Padre Vieira, em São Luís do Maranhão, no sermão em
homenagem à festa de santo Antônio, em 1654, indagava: "O efeito do sal é
impedir a corrupção, mas quando a terra se vê tão corrupta como está a nossa,
havendo tantos nela que têm ofício de sal, qual será, ou qual pode ser a causa
desta corrupção?"
A seu ver, havia duas causas principais: a contradição
de quem deveria salgar e a incredulidade do povo diante de tantos atos que não
correspondiam às palavras.
O corrupto caracteriza-se por não se admitir como tal.
Esperto, age movido pela ambição de dinheiro. Não é propriamente um ladrão.
Antes, trata-se de um requintado chantagista, desses de conversa frouxa,
sorriso amável, salamaleques gentis.
O corrupto não se expõe; extorque. Considera a comissão um
direito; a porcentagem, pagamento por seus serviços; o desvio, forma de
apropriar-se do que lhe pertence. Bobos são aqueles que fazem tráfico de
influência sem tirar proveito.
Há muitos tipos de corruptos...
O corrupto oficial é aquele
que se vale de uma função público para tirar proveitos a si, à família e aos
amigos. Troca a placa do carro, embarca a mulher com passagem custeada pelo
erário, faz gastos e obriga o contribuinte a pagar. Considera natural o superfaturamento,
a ausência de licitação, a concorrência com cartas marcadas.
A lógica do corrupto é corrupta: "Se não faço, outro
leva vantagem em meu lugar". Seu único temor é ser apanhado em flagrante
delito. Não se envergonha de se olhar no espelho, apenas teme ver seu nome
estampado nos jornais. Confiante, jamais imagina a filha pequena a indagar-lhe:
"Papai, é verdade que você é corrupto?"
O corrupto não sente nenhum escrúpulo em receber caixas de
uísque no Natal, presentes caros de fornecedores ou andar de carona em jatinhos
de empresários. Afrouxam-lhe com agrados e, assim, ele afrouxa a burocracia que
retém as verbas públicas.
Há o corrupto privado. Nunca menciona quantias, tão-somente
insinua, cauteloso, como se convencido de que cada uma de sua palavras estão
sendo registradas por um gravador. Assim, ele se torna o rei da metáfora. Nunca
é direto. Fala em circunlóquios, seguro de que o interlocutor saberá ler nas
entrelinhas.
O corrupto franciscano pratica o toma lá, dá cá. Seu lema é
"quem não chora, não mama". Não ostenta riquezas, não viaja ao
exterior, faz-se de pobretão para melhor encobrir a maracutaia. É o primeiro a
indignar-se quando o assunto é a corrupção que grassa pelo país.

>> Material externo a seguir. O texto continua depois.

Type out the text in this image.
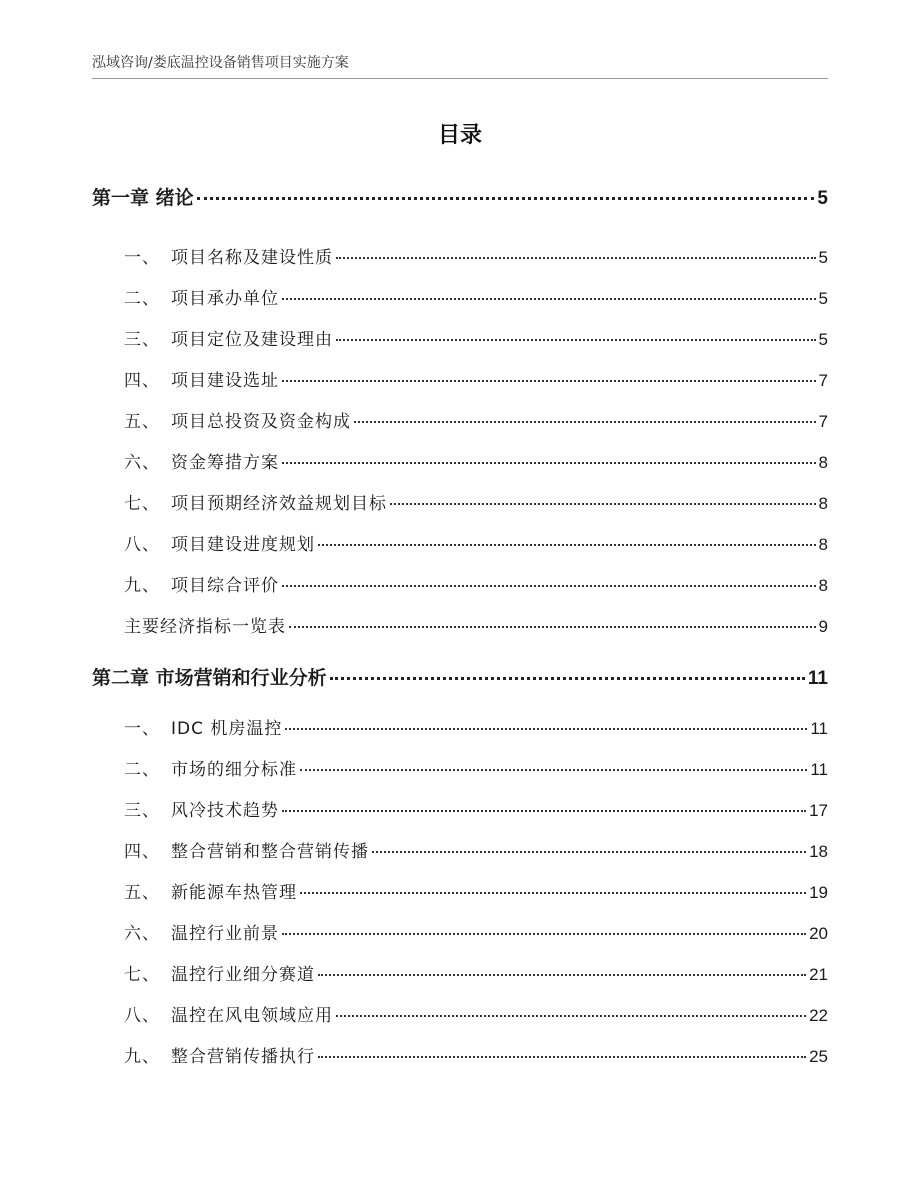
泓域咨询/娄底温控设备销售项目实施方案
目录
第一章 绪论	5
一、 项目名称及建设性质	5
二、 项目承办单位	5
三、 项目定位及建设理由	5
四、 项目建设选址	7
五、 项目总投资及资金构成	7
六、 资金筹措方案	8
七、 项目预期经济效益规划目标	8
八、 项目建设进度规划	8
九、 项目综合评价	8
主要经济指标一览表	9
第二章 市场营销和行业分析	11
一、 IDC 机房温控	11
二、 市场的细分标准	11
三、 风冷技术趋势	17
四、 整合营销和整合营销传播	18
五、 新能源车热管理	19
六、 温控行业前景	20
七、 温控行业细分赛道	21
八、 温控在风电领域应用	22
九、 整合营销传播执行	25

O corrupto exibido gasta o que não ganha, constrói mansões,
enche o latifúndio de bois, convencido de que puxa-saquismo é amizade e sorriso
cúmplice, cegueira. Vangloria-se em sua astúcia em enganar a esposa e mentir
aos colegas.
O corrupto nostálgico orgulha-se do pai ferroviário, da mãe
professora, de sua origem humilde na roça, mas está intimamente convencido de
que, tivessem as mesmas oportunidades de meter a mão na cumbuca, seus
antepassados não deixariam passar.
O corrupto não sorri, agrada; não cumprimenta, estende a
mão; não elogia, incensa; não possui valores, apenas saldo bancário. Se tal
modo se corrompe que nem mais percebe que é um corrupto. Julga-se um negocista
bem sucedido.
Melífluo, o corrupto é cheio de dedos, encosta-se nos
honestos para se lhe aproveitar a sombra, trata os subalternos com uma dureza
que o faz parecer o mais íntegro dos seres humanos. Aliás, o corrupto acredita
piamente que todos o consideram de uma lisura capaz de causar inveja em madre
Teresa de Calcutá.
O corrupto julga-se dotado de uma inteligência que o livra
do mundo dos ingênuos e torna mais arguto e esperto do que o comum dos mortais.